Know Your Landlord is a website that the research team developed as an advocacy tool to “bring attention to the large amounts of data collected on tenants and the inequality of the rental sector”.
The website uses government data and open listing data to display anonymised profiles of landlords with “particularly problematic or private issues” – issues which they would generally be hesitant to disclose to prospective tenants.
Rent hike history, maintenance checks, health and safety, accessibility, evictions, bond management, financial capacity and mortgage stress are all data points that Know Your Landlord reveals to tenants in these hypothetical profiles.
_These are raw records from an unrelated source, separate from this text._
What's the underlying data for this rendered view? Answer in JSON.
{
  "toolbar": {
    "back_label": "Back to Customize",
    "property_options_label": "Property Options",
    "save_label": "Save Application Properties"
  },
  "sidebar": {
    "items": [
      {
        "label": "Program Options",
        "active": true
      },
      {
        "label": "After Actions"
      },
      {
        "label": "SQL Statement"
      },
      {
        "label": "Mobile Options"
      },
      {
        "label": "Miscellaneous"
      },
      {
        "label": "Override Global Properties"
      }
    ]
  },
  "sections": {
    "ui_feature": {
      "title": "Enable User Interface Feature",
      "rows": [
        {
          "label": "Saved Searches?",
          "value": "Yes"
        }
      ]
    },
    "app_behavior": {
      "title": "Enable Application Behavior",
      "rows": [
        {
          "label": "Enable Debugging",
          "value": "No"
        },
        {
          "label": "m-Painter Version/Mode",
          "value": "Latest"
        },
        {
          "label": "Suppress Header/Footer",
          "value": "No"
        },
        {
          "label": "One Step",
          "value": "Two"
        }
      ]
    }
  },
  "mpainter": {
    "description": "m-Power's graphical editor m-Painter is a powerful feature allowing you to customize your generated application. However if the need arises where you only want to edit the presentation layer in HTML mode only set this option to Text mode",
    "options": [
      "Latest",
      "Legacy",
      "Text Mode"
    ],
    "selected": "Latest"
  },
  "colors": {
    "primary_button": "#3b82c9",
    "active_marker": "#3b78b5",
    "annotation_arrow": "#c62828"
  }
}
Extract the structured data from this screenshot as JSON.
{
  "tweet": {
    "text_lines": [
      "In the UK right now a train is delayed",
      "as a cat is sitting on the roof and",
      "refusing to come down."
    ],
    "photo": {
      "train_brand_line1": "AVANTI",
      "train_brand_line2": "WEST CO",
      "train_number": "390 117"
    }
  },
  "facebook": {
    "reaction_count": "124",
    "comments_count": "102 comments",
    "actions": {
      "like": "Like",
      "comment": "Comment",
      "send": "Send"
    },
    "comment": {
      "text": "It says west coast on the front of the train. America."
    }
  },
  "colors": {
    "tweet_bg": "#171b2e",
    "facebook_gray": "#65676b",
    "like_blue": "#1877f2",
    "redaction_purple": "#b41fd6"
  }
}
For landlords, the website also provides an “end-to-end solution” for empowering ethical property managers, including training, spot checks and accreditation.
Jack Toohey, a popular content creator who assisted the research team with promotion, stated: “There’s a pervasive belief in Australia that inability to access quality housing is a reflection on an individual, which really could not be further from the truth.”
“By teaming up with academic experts to create educational and engaging content, we hope to bring awareness to the fact that housing is a systemic issue, not an individual one, and an issue that can – and should – be changed,” Mr Toohey said.
The project comes in the wake of growing concerns about rental affordability across Australia, with recent research by REA Group finding that rentals priced at $400 or less had plummeted 50 per cent in the last year.
According to Domain, the number of homes required to ease the rental crisis equates to a city the size of Newcastle, with rock-bottom vacancies pushing prices up.